Have you ever read an article which seems like it was written specifically to get a rise out of you, and perhaps you alone? Via Lawyers, Guns, and Money, we have an article from the New York Times Magazine which concerns the development of herbicide resistance in a common weed:
A farmer in Kansas, Nicolet had plnned his season around the herbicide, planting his fields with soybeans that were genetically modified to survive being showered with the chemical. He was well aware of dicamba’s tendency to vaporize and drift from field to field, causing damage to crops and threatening nearby wildlife and trees, but he didn’t feel as if he had much of a choice: Dicamba was one of the last tools that provided some control over Palmer amaranth, an aggressive weed that would quickly go on to choke out his sorghum crop — and that threatened to overtake his soybeans too. “There was a little bit of a moment of panic there for a few hours,” Nicolet said; he was worried that a season without dicamba would mean devastation for his farm.

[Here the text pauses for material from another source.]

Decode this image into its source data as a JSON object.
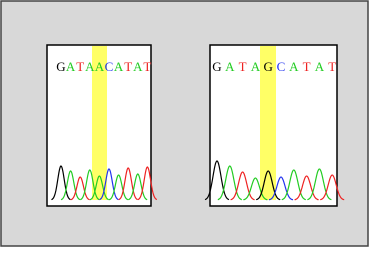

If there’s a plant perfectly suited to outcompete the farmers, researchers and chemical companies that collectively define industrial American agriculture, it’s Palmer amaranth. This pigweed (a catchall term that includes some plants in the amaranth family) can re-root itself after being yanked from the ground. It can grow three inches a day. And it has evolved resistance to many of the most common weed killers, continuing to reproduce in what ought to be the worst of circumstances: A three-day-old, herbicide-injured seedling, for example, can expend its last bit of energy to produce seeds before it withers up and dies. Unchecked, Palmer amaranth can suppress soybean yields by nearly 80 percent and corn yields by about 90 percent.

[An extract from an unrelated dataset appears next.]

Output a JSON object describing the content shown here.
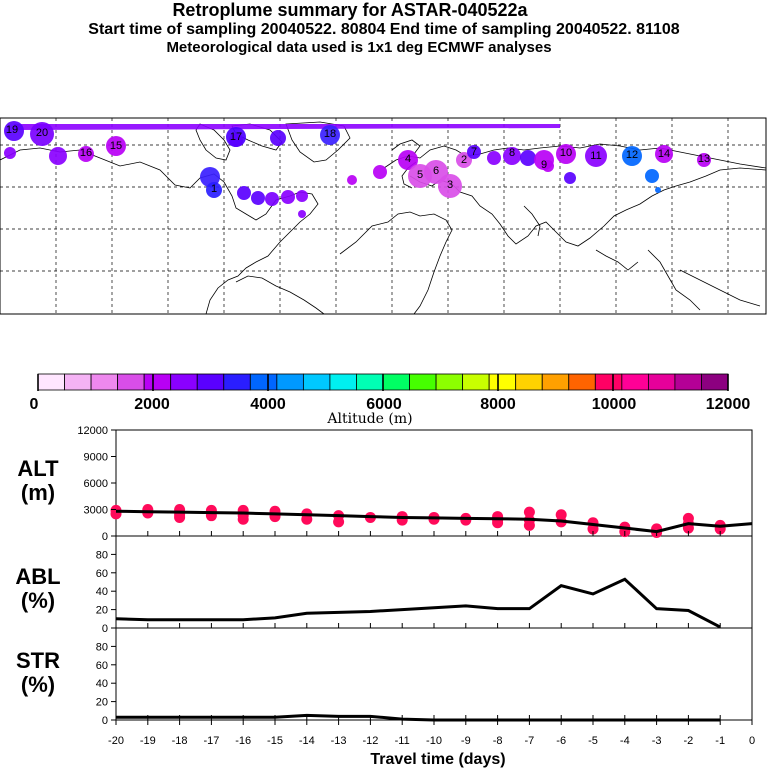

This topic pushes my buttons because it involves one of my obsessions, the use of herbicides to kill useful plants... Palmer amaranth is edible, leaves, stems and seeds. It is somewhat toxic to livestock, though, which is one reason farmers might hate it. Amaranth varieties were a staple among the Aztecs, and high end amaranth flour is available.
The go-to guy for eating the weeds is Green Dean, who's mantra is 'Eat the Weeds':
Of course, a weed is a plant growing somewhere it isn't wanted, so the problem is that Palmer amaranth is unwanted, utility be damned. In the comments, my favorite misanthrope, M. Bouffant, posted his typical misanthropy:
You can all yak until you're blue in the face, but the only problem actually confronting this planet is seven billion idiot primates on the loose, who seem to think they have some "right" to eat everything. Until y'all face up to the necessity of sterilizing your entire species it's just gum flapping & misdirected outrage.
The problem is that we don't eat everything, there are plenty of plants we have forgotten to eat.
3 comments:
I was wondering if someone else would notice. Amaranth, like hemp, is a wonder plant.
Not a weed ...
I'm also a big fan of chenopods. The same people dumping roundup on the lambs quarters in their yard are paying top dollar at Whole Foods for quinoa.
The same old freak out. It's an amaranth, they grow in disturbed places. I think this problem is something some people created and the plants are too stubborn to give up.
So they spray poison everywhere and kill everything else.
But the amaranth will find a way.
My favorite ones that i have grown are A.cruentus "Hopi Red Dye" because it is so beautiful and one of the best. I sure love them and they volunteered around here for a few years until they got called weeds.
One time we were tasked to pull weeds and i asked my friend Como Se llama esta hierba
La Mano de Eva.
Anyway, there's lots of good Amaranths to grow. There are hundreds of varieties and i think they are a project.
So you can try to grow some.
Ok this palmers amaranth might not be the best cultivar, but what are we to do?